Of interest was the finding that uterine hyperstimulation or cesarean delivery for any indication occurred only after the initiation of oxytocin. Patients received oxytocin for an average of 13 hours before requiring cesarean delivery, supporting the safety of a single dose of misoprostol for preoxytocin induction cervical ripening. Ten percent of the patients receiving misoprostol underwent cesarean delivery for nonreassuring fetal heart rate monitoring, consistent with prior studies.8 This observation emphasizes the importance of careful management of oxytocin after misoprostol, rather than a risk associated with a single dose of misoprostol alone.
The criteria to participate in this trial created a highly selective population. The most important of these was that all patients in this study had an identifiable attending physician whom they contacted directly with any questions or problems and were able to return to the hospital immediately. All patients had admission paperwork completed at the time of preinduction ripening and were known to both the nursing and resident staff on labor and delivery.

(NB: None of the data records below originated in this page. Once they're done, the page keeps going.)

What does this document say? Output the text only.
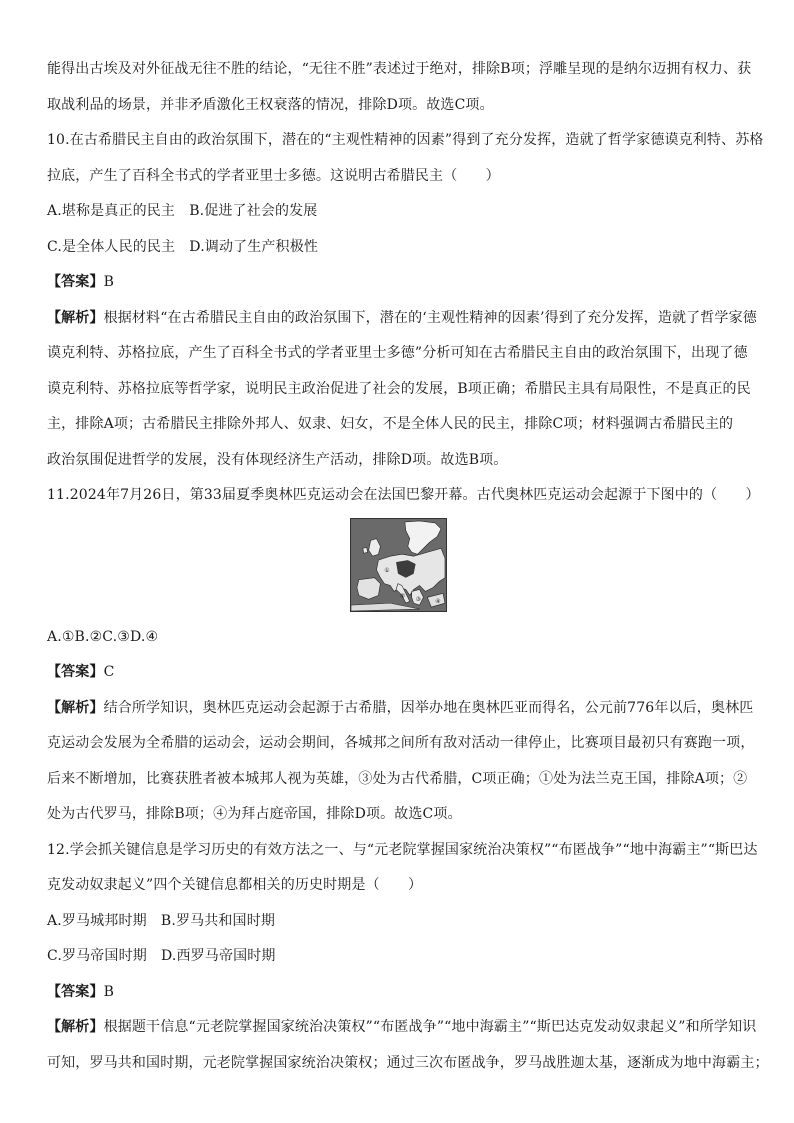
能得出古埃及对外征战无往不胜的结论，“无往不胜”表述过于绝对，排除B项；浮雕呈现的是纳尔迈拥有权力、获
取战利品的场景，并非矛盾激化王权衰落的情况，排除D项。故选C项。
10.在古希腊民主自由的政治氛围下，潜在的“主观性精神的因素”得到了充分发挥，造就了哲学家德谟克利特、苏格
拉底，产生了百科全书式的学者亚里士多德。这说明古希腊民主（　　）
A.堪称是真正的民主　B.促进了社会的发展
C.是全体人民的民主　D.调动了生产积极性
【答案】B
【解析】根据材料“在古希腊民主自由的政治氛围下，潜在的‘主观性精神的因素’得到了充分发挥，造就了哲学家德
谟克利特、苏格拉底，产生了百科全书式的学者亚里士多德”分析可知在古希腊民主自由的政治氛围下，出现了德
谟克利特、苏格拉底等哲学家，说明民主政治促进了社会的发展，B项正确；希腊民主具有局限性，不是真正的民
主，排除A项；古希腊民主排除外邦人、奴隶、妇女，不是全体人民的民主，排除C项；材料强调古希腊民主的
政治氛围促进哲学的发展，没有体现经济生产活动，排除D项。故选B项。
11.2024年7月26日，第33届夏季奥林匹克运动会在法国巴黎开幕。古代奥林匹克运动会起源于下图中的（　　）
①
②
③ ④
A.①B.②C.③D.④
【答案】C
【解析】结合所学知识，奥林匹克运动会起源于古希腊，因举办地在奥林匹亚而得名，公元前776年以后，奥林匹
克运动会发展为全希腊的运动会，运动会期间，各城邦之间所有敌对活动一律停止，比赛项目最初只有赛跑一项，
后来不断增加，比赛获胜者被本城邦人视为英雄，③处为古代希腊，C项正确；①处为法兰克王国，排除A项；②
处为古代罗马，排除B项；④为拜占庭帝国，排除D项。故选C项。
12.学会抓关键信息是学习历史的有效方法之一、与“元老院掌握国家统治决策权”“布匿战争”“地中海霸主”“斯巴达
克发动奴隶起义”四个关键信息都相关的历史时期是（　　）
A.罗马城邦时期　B.罗马共和国时期
C.罗马帝国时期　D.西罗马帝国时期
【答案】B
【解析】根据题干信息“元老院掌握国家统治决策权”“布匿战争”“地中海霸主”“斯巴达克发动奴隶起义”和所学知识
可知，罗马共和国时期，元老院掌握国家统治决策权；通过三次布匿战争，罗马战胜迦太基，逐渐成为地中海霸主；
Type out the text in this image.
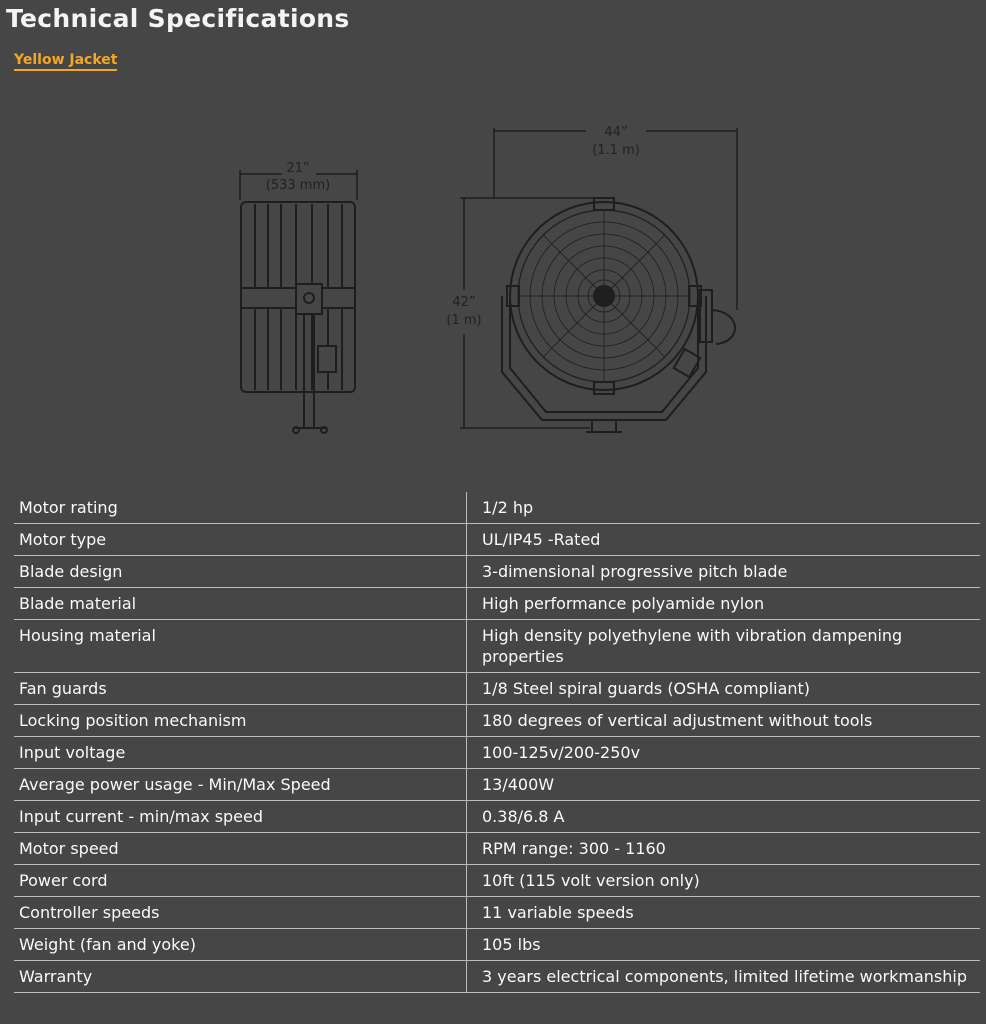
Technical Specifications
Yellow Jacket
21”
(533 mm)
44”
(1.1 m)
42”
(1 m)
Motor rating	1/2 hp
Motor type	UL/IP45 -Rated
Blade design	3-dimensional progressive pitch blade
Blade material	High performance polyamide nylon
Housing material	High density polyethylene with vibration dampening properties
Fan guards	1/8 Steel spiral guards (OSHA compliant)
Locking position mechanism	180 degrees of vertical adjustment without tools
Input voltage	100-125v/200-250v
Average power usage - Min/Max Speed	13/400W
Input current - min/max speed	0.38/6.8 A
Motor speed	RPM range: 300 - 1160
Power cord	10ft (115 volt version only)
Controller speeds	11 variable speeds
Weight (fan and yoke)	105 lbs
Warranty	3 years electrical components, limited lifetime workmanship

This close follow-up may have contributed to the safety observed in this study and would limit the use of this protocol to such a tightly controlled system. We cannot exclude the possibility of enrollment bias at the level of the attending physician, with enrollment of only those patients perceived to be at lowest risk. However, of all patients receiving cervical ripening over the study period, 63% volunteered to participate. This high level of enrollment likely reflects the mostly low-risk nature of our patient population, which has few patients presenting at term requiring induction without meeting the eligibility criteria.
The treatment group was not blinded. It is unlikely that the difference in the onset of labor within the ripening period could be influenced by bias, because all patients had progressive cervical dilation or objective evidence of spontaneous rupture of membranes. If lower doses of oxytocin were used because of the knowledge of misoprostol administration, but without biologic effect, we would expect increased duration of oxytocin use and increased failed inductions associated with misoprostol, the opposite of our observations. Thus, bias due to lack of blinding is an unlikely explanation of our results.
In summary, a single dose of misoprostol is more effective than dinoprostone at preinduction preparation for induction, with labor onset during ripening contributing to decreased oxytocin use and admission to delivery time. Our findings suggest that latency of approximately 15 hours after a single low dose of misoprostol can provide induction benefit and may minimize the problem of uterine tachysystole/ hyperstimulation associated with repeated dosing. Outpatient administration may be considered in a select patient population.